Mobilfunkshops patzen bei der Kundenberatung

Das Deutsche Institut für Service-Qualität nimmt sechs Mobilfunkanbieter unter die Lupe. Die Shops haben ausgerechnet bei der Beratung Schwächen. Ein Provider landet auf dem letzen Platz.

Mängel zeigten sich insbesondere in einem Bereich, der eigentlich die Kernkompetenz der Mobilfunkshops ausmachen sollte: der Tarif- und Handyberatung, so das Deutsche Institut für Service-Qualität im Auftrag von n-tv. In 40 Prozent der Testbesuche erfragten die Angestellten zu wenige Informationen vom Kunden, etwa zu dessen Nutzungsverhalten.

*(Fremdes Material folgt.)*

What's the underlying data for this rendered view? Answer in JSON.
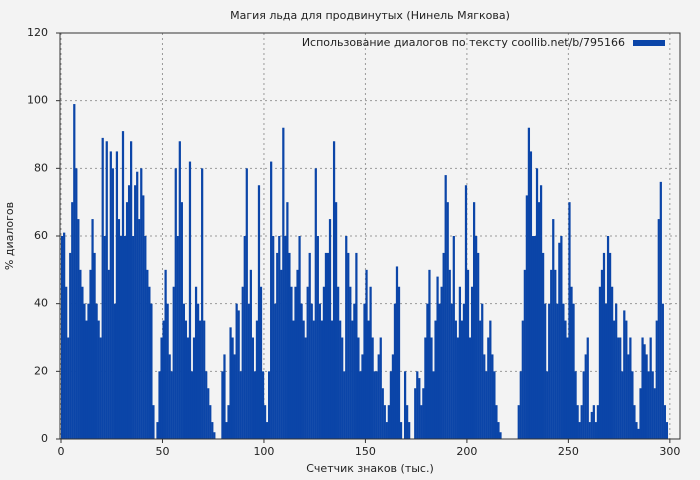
{
  "chart_data": {
    "type": "bar",
    "title": "Магия льда для продвинутых (Нинель Мягкова)",
    "x_label": "Счетчик знаков (тыс.)",
    "y_label": "% диалогов",
    "xlim": [
      0,
      305
    ],
    "xticks": [
      0,
      50,
      100,
      150,
      200,
      250,
      300
    ],
    "ylim": [
      0,
      120
    ],
    "yticks": [
      0,
      20,
      40,
      60,
      80,
      100,
      120
    ],
    "grid": true,
    "legend": "upper-right",
    "x": [
      0,
      1,
      2,
      3,
      4,
      5,
      6,
      7,
      8,
      9,
      10,
      11,
      12,
      13,
      14,
      15,
      16,
      17,
      18,
      19,
      20,
      21,
      22,
      23,
      24,
      25,
      26,
      27,
      28,
      29,
      30,
      31,
      32,
      33,
      34,
      35,
      36,
      37,
      38,
      39,
      40,
      41,
      42,
      43,
      44,
      45,
      46,
      47,
      48,
      49,
      50,
      51,
      52,
      53,
      54,
      55,
      56,
      57,
      58,
      59,
      60,
      61,
      62,
      63,
      64,
      65,
      66,
      67,
      68,
      69,
      70,
      71,
      72,
      73,
      74,
      75,
      76,
      77,
      78,
      79,
      80,
      81,
      82,
      83,
      84,
      85,
      86,
      87,
      88,
      89,
      90,
      91,
      92,
      93,
      94,
      95,
      96,
      97,
      98,
      99,
      100,
      101,
      102,
      103,
      104,
      105,
      106,
      107,
      108,
      109,
      110,
      111,
      112,
      113,
      114,
      115,
      116,
      117,
      118,
      119,
      120,
      121,
      122,
      123,
      124,
      125,
      126,
      127,
      128,
      129,
      130,
      131,
      132,
      133,
      134,
      135,
      136,
      137,
      138,
      139,
      140,
      141,
      142,
      143,
      144,
      145,
      146,
      147,
      148,
      149,
      150,
      151,
      152,
      153,
      154,
      155,
      156,
      157,
      158,
      159,
      160,
      161,
      162,
      163,
      164,
      165,
      166,
      167,
      168,
      169,
      170,
      171,
      172,
      173,
      174,
      175,
      176,
      177,
      178,
      179,
      180,
      181,
      182,
      183,
      184,
      185,
      186,
      187,
      188,
      189,
      190,
      191,
      192,
      193,
      194,
      195,
      196,
      197,
      198,
      199,
      200,
      201,
      202,
      203,
      204,
      205,
      206,
      207,
      208,
      209,
      210,
      211,
      212,
      213,
      214,
      215,
      216,
      217,
      218,
      219,
      220,
      221,
      222,
      223,
      224,
      225,
      226,
      227,
      228,
      229,
      230,
      231,
      232,
      233,
      234,
      235,
      236,
      237,
      238,
      239,
      240,
      241,
      242,
      243,
      244,
      245,
      246,
      247,
      248,
      249,
      250,
      251,
      252,
      253,
      254,
      255,
      256,
      257,
      258,
      259,
      260,
      261,
      262,
      263,
      264,
      265,
      266,
      267,
      268,
      269,
      270,
      271,
      272,
      273,
      274,
      275,
      276,
      277,
      278,
      279,
      280,
      281,
      282,
      283,
      284,
      285,
      286,
      287,
      288,
      289,
      290,
      291,
      292,
      293,
      294,
      295,
      296,
      297,
      298,
      299
    ],
    "series": [
      {
        "name": "Использование диалогов по тексту coollib.net/b/795166",
        "color": "#0b45a8",
        "values": [
          60,
          61,
          45,
          30,
          55,
          70,
          99,
          80,
          65,
          50,
          45,
          40,
          35,
          40,
          50,
          65,
          55,
          40,
          35,
          30,
          89,
          60,
          88,
          50,
          85,
          80,
          40,
          85,
          65,
          60,
          91,
          60,
          70,
          75,
          88,
          60,
          75,
          79,
          65,
          80,
          72,
          60,
          50,
          45,
          40,
          10,
          0,
          5,
          20,
          30,
          35,
          50,
          40,
          25,
          20,
          45,
          80,
          60,
          88,
          70,
          40,
          35,
          30,
          82,
          20,
          30,
          45,
          40,
          35,
          80,
          35,
          20,
          15,
          10,
          5,
          2,
          0,
          0,
          0,
          20,
          25,
          5,
          10,
          33,
          30,
          25,
          40,
          38,
          20,
          45,
          60,
          80,
          40,
          50,
          30,
          20,
          35,
          75,
          45,
          20,
          10,
          5,
          20,
          82,
          60,
          40,
          55,
          60,
          50,
          92,
          60,
          70,
          55,
          45,
          35,
          45,
          50,
          60,
          40,
          35,
          30,
          45,
          55,
          40,
          35,
          80,
          60,
          40,
          35,
          45,
          55,
          55,
          65,
          35,
          88,
          70,
          45,
          35,
          30,
          20,
          60,
          55,
          45,
          35,
          40,
          55,
          30,
          20,
          25,
          40,
          50,
          35,
          45,
          30,
          20,
          20,
          25,
          30,
          15,
          10,
          5,
          10,
          20,
          25,
          40,
          51,
          45,
          5,
          0,
          20,
          10,
          5,
          0,
          0,
          15,
          20,
          18,
          10,
          15,
          30,
          40,
          50,
          30,
          20,
          35,
          48,
          40,
          45,
          55,
          78,
          70,
          50,
          40,
          60,
          35,
          30,
          45,
          35,
          40,
          75,
          50,
          30,
          45,
          70,
          60,
          55,
          35,
          40,
          25,
          20,
          30,
          35,
          25,
          20,
          10,
          5,
          2,
          0,
          0,
          0,
          0,
          0,
          0,
          0,
          0,
          10,
          20,
          35,
          50,
          72,
          92,
          85,
          60,
          60,
          80,
          70,
          75,
          55,
          40,
          20,
          40,
          50,
          65,
          50,
          40,
          58,
          60,
          40,
          35,
          30,
          70,
          45,
          40,
          20,
          10,
          5,
          10,
          20,
          25,
          30,
          5,
          8,
          10,
          5,
          10,
          45,
          50,
          55,
          40,
          60,
          55,
          45,
          35,
          40,
          30,
          30,
          20,
          38,
          35,
          25,
          30,
          20,
          10,
          5,
          3,
          15,
          30,
          28,
          25,
          20,
          30,
          20,
          15,
          35,
          65,
          76,
          40,
          10,
          5,
          0
        ]
      }
    ]
  }
}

Shop-Mitarbeiter empfahlen deswegen Tarife mit teils unnötigen Leistungen wie einem zu hohen monatlichen Datenvolumen für mobiles Internet. Die Tarife fielen dadurch teurer aus als notwendig. Defizite traten auch bei den Handyberatungen auf: Die Verkäufer in den Filialen empfahlen in 30 Prozent der Fälle unpassende Geräte, die nicht den Preisvorstellungen und Ausstattungswünschen des Interessenten überein stimmten. Punkten konnten die Anbieter in puncto Freundlichkeit und Hilfsbereitschaft. Auch das Angebot, das etwa die Modellvielfalt und die Präsentation in den Shops umfasste, konnte mit einem insgesamt guten Ergebnis überzeugen. 

Sieger der Servicestudie wurde E-Plus/Base. Der Anbieter überzeugte zum einen mit den im Test kommunikationsstärksten Mitarbeitern. Zum anderen belegte der Netzbetreiber im wichtigen Kriterium Beratungskompetenz Platz zwei. Der zweite Rang im Gesamtklassement ging an die Telekom. In allen untersuchten Teilbereichen platzierte sich das Unternehmen unter den Top 3. Den dritten Rang erreichte O2. Schlusslicht der sechs Anbieter war Mobilcom-Debitel. Das Deutsche Institut für Service-Qualität analysierte sechs Mobilfunkanbieter mit eigenem Filialnetz. Dazu gehören die vier deutschen Netzbetreiber und zwei Serviceprovider.